When Tools Stop Working

Demand Is Booming

Running It Hot

Bipartisan Failure

Easy Money

New York and Dallas

Because I believe in the division of labor, I rarely use hand tools today. In the ‘80s and ‘90s, I had two 4 x 8 pegboards on my garage wall full of tools along with my large Craftsman toolbox. I had the right tool for every job around the car, house, and yard. I worked on the plumbing, electricity, built rooms, and flooring. My current friends might not believe it, but I was quite handy back then. It was almost a bit of a fetish.
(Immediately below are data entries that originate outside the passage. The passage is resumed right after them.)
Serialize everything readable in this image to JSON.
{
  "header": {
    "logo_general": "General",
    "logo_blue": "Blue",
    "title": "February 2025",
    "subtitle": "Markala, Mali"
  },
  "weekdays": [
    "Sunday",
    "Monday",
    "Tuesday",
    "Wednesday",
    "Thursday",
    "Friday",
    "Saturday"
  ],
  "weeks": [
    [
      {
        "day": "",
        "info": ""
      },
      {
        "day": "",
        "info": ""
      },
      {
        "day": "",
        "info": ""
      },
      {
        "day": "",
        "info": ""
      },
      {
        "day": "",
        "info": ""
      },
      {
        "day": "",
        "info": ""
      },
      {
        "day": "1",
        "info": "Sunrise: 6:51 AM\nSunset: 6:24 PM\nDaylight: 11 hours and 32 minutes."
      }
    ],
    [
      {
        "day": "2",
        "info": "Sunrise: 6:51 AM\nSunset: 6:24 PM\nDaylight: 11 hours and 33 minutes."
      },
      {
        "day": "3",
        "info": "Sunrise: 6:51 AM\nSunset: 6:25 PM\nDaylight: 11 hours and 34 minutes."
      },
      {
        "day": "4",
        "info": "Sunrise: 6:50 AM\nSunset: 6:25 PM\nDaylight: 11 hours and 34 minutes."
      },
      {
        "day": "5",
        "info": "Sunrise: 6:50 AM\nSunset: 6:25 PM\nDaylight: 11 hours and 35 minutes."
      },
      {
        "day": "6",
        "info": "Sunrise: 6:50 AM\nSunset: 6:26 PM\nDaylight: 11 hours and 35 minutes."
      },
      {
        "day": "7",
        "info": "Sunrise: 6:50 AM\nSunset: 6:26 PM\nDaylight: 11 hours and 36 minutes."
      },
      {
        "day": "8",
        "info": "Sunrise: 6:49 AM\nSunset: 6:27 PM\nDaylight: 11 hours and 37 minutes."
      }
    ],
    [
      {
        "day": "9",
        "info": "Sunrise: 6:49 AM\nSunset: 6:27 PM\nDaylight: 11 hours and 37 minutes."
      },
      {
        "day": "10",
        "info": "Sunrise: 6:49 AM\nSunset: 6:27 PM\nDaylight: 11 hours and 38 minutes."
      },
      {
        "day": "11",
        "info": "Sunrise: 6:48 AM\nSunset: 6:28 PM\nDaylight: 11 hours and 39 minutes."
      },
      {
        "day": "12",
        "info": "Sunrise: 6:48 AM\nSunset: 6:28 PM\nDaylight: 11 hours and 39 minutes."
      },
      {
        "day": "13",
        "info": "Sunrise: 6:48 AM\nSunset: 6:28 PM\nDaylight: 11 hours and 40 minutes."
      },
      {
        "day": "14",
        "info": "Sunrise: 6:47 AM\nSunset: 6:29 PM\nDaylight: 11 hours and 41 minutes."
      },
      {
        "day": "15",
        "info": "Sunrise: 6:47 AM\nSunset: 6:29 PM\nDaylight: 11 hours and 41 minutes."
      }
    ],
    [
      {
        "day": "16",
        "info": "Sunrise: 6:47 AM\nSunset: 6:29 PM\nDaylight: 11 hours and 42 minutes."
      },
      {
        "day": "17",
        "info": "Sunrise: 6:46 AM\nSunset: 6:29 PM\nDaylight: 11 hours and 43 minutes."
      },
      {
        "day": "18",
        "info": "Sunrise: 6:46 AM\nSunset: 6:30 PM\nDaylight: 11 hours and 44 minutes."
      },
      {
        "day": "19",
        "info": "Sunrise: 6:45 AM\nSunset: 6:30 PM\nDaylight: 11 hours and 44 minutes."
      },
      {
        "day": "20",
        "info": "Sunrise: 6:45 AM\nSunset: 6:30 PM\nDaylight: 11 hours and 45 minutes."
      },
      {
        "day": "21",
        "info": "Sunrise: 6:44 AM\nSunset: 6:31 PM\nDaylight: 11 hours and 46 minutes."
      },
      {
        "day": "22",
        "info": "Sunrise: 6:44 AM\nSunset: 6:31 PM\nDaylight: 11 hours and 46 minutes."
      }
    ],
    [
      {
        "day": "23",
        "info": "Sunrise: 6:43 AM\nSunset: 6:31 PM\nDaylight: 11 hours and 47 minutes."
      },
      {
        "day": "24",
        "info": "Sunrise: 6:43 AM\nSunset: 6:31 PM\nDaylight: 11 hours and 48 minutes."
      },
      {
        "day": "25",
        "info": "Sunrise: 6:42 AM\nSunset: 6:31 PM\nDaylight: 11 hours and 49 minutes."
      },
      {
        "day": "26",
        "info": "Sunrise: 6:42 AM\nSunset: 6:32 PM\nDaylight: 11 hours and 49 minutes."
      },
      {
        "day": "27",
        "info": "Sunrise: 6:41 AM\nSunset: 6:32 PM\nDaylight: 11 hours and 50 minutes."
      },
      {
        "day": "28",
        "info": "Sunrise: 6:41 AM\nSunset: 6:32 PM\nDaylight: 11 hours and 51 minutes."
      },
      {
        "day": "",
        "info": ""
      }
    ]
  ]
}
Now, I know others can wield them more efficiently and I’m pleased to let them do so. My tools of choice today are my computers, iPad, and phone. I am much more productive with my current tools than trying to fix a light switch.

The right tool in the right hands can do miracles. However, it gets more complicated when you want to work on the markets and the economy. Hammers work because nails don’t unpredictably reshape themselves. The economy does. Fiscal and monetary authorities must rely on tools that don’t work consistently and may not work at all. As we’ll discuss today, this is a big part of our current dilemma.

We’d all like to think it has an easy explanation and a quick solution. Readers tell me all the time: “John, the problem is really ______.” Unfortunately, it’s not one problem. We face a swirling mess of different problems, interacting in ways we don’t fully understand. We do have some clues, though. It now looks more and more like August/September marked some kind of turning point. Economic data has weakened considerably since then.